Jakarta — Israel pernah dikeroyok sejumlah negara Arab saat perang Yom Kippur atau Perang Ramadan pada 6 Oktober 1973.

Saat itu, warga Yahudi Israel akan merayakan Yom Kippur atau “hari penebusan dosa”, sementara bagi negara Arab hari itu banyak warga Muslim yang menjalankan ibadah puasa. Di hari suci tersebut, banyak tentara Israel yang meninggalkan pos mereka.

Lalu tiba-tiba serangan dadakan muncul dari Suriah dan Mesir. Presiden Mesir saat itu Anwar Sadat bertekad menghapus kekalahan mereka dalam Perang Enam Hari pada 1967.

Sadat ingin merebut kembali wilayah Mesir yang hilang imbas kalah dalam Perang Enam Hari, yakni Semenanjung Sinai.
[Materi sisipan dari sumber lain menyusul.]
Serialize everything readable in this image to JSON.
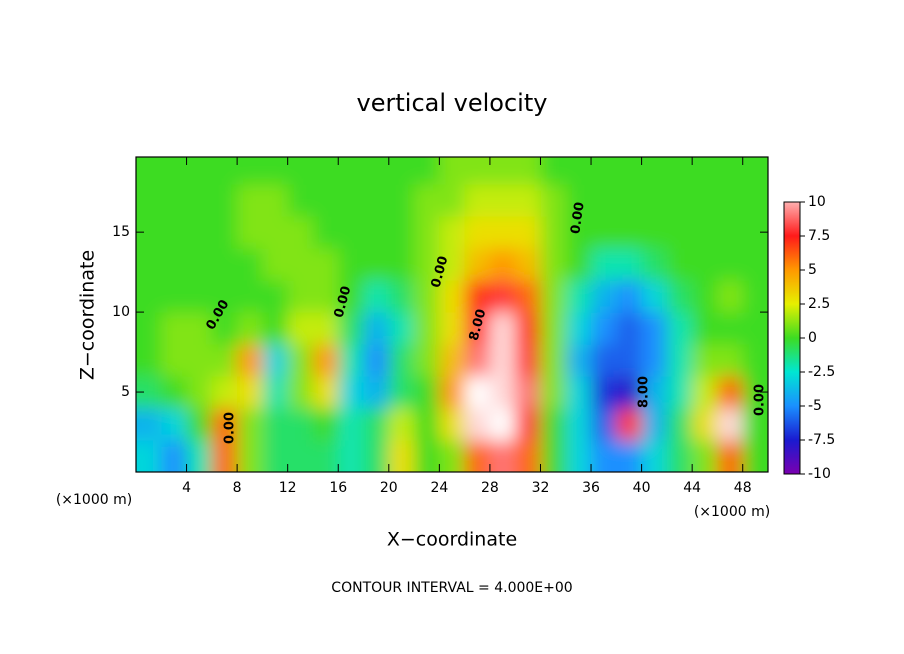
{
  "chart_data": {
    "type": "heatmap",
    "title": "vertical velocity",
    "xlabel": "X−coordinate",
    "ylabel": "Z−coordinate",
    "x_unit": "(×1000 m)",
    "x_unit_right": "(×1000 m)",
    "footer": "CONTOUR INTERVAL = 4.000E+00",
    "x": [
      1,
      3,
      5,
      7,
      9,
      11,
      13,
      15,
      17,
      19,
      21,
      23,
      25,
      27,
      29,
      31,
      33,
      35,
      37,
      39,
      41,
      43,
      45,
      47,
      49
    ],
    "y": [
      1,
      3,
      5,
      7,
      9,
      11,
      13,
      15,
      17,
      19
    ],
    "values": [
      [
        -3,
        -5,
        -2,
        6,
        1,
        -1,
        -1,
        -1,
        -2,
        -1,
        3,
        0,
        1,
        6,
        9,
        6,
        0,
        -3,
        -5,
        -5,
        -3,
        -1,
        1,
        6,
        0
      ],
      [
        -4,
        -3,
        0,
        6,
        1,
        -1,
        -1,
        0,
        -2,
        -1,
        2,
        0,
        3,
        11,
        12,
        8,
        0,
        -3,
        -6,
        8,
        -4,
        -1,
        3,
        11,
        0
      ],
      [
        -1,
        0,
        1,
        2,
        3,
        -2,
        1,
        3,
        -3,
        -4,
        -1,
        0,
        5,
        12,
        11,
        9,
        1,
        -3,
        -7,
        -8,
        -4,
        -2,
        2,
        6,
        0
      ],
      [
        0,
        1,
        1,
        1,
        5,
        -3,
        1,
        5,
        -2,
        -5,
        -1,
        1,
        4,
        9,
        11,
        8,
        1,
        -4,
        -6,
        -6,
        -5,
        -2,
        1,
        1,
        0
      ],
      [
        0,
        1,
        1,
        0,
        1,
        0,
        2,
        2,
        -1,
        -4,
        -2,
        1,
        3,
        8,
        11,
        7,
        1,
        -3,
        -5,
        -6,
        -5,
        -2,
        0,
        0,
        0
      ],
      [
        0,
        0,
        0,
        0,
        0,
        0,
        1,
        1,
        0,
        -2,
        -1,
        1,
        3,
        7,
        8,
        6,
        1,
        -2,
        -4,
        -5,
        -3,
        -1,
        0,
        1,
        0
      ],
      [
        0,
        0,
        0,
        0,
        0,
        1,
        1,
        1,
        0,
        0,
        0,
        1,
        2,
        4,
        5,
        4,
        1,
        0,
        -2,
        -2,
        -1,
        0,
        0,
        0,
        0
      ],
      [
        0,
        0,
        0,
        0,
        1,
        1,
        1,
        0,
        0,
        0,
        0,
        1,
        2,
        3,
        3,
        3,
        1,
        0,
        0,
        0,
        0,
        0,
        0,
        0,
        0
      ],
      [
        0,
        0,
        0,
        0,
        1,
        1,
        0,
        0,
        0,
        0,
        0,
        1,
        1,
        2,
        2,
        2,
        1,
        0,
        0,
        0,
        0,
        0,
        0,
        0,
        0
      ],
      [
        0,
        0,
        0,
        0,
        0,
        0,
        0,
        0,
        0,
        0,
        0,
        0,
        1,
        1,
        1,
        1,
        0,
        0,
        0,
        0,
        0,
        0,
        0,
        0,
        0
      ]
    ],
    "xlim": [
      0,
      50
    ],
    "ylim": [
      0,
      19.7
    ],
    "xticks": [
      4,
      8,
      12,
      16,
      20,
      24,
      28,
      32,
      36,
      40,
      44,
      48
    ],
    "yticks": [
      5,
      10,
      15
    ],
    "clim": [
      -10,
      10
    ],
    "cticks": [
      10,
      7.5,
      5,
      2.5,
      0,
      -2.5,
      -5,
      -7.5,
      -10
    ],
    "colors": [
      "#ffb0b0",
      "#ff1a1a",
      "#ff9900",
      "#e6f000",
      "#3ddc22",
      "#00e6d2",
      "#1a90ff",
      "#1a1ad0",
      "#7a00b0"
    ],
    "contour_labels": [
      "0.00",
      "0.00",
      "0.00",
      "0.00",
      "8.00",
      "0.00",
      "0.00",
      "8.00"
    ]
  }
}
Sadat tahu betul Mesir tak akan bisa merebut kembali Semenanjung Sinai meski berkoalisi dengan negara Arab lain menggunakan jalan kekerasan. Dia hanya perlu dua skenario yakni perlu legitimasi domestik yang memungkinkan memulai inisiatif diplomatik yang berani dan mengubah posisi arogan Israel, demikian dikutip dari American University.

Saat itu, Israel merasa tak terkalahkan dan mampu bernegosiasi dengan posisi yang sangat kuat. Hanya kekalahan dalam perang atau seri yang kemungkinan bisa mengubah posisi Negeri Zionis itu.

Di tengah situasi tersebut, Sadat memperkuat hubungan dengan Uni Soviet, bersekutu dengan Suriah, dan merencanakan serangan terkoordinasi.

Pasukan Mesir menyerang Israel dari perbatasan negara dekat Semenanjung Sinai, sementara Suriah berusaha memukul mundur Israel di Dataran Tinggi Golan.

Pasukan Irak kemudian ikut bergabung dalam perang, Suriah juga menerima dukungan dari Yordania. Setelah beberapa hari, Israel dimobilisasi sepenuhnya.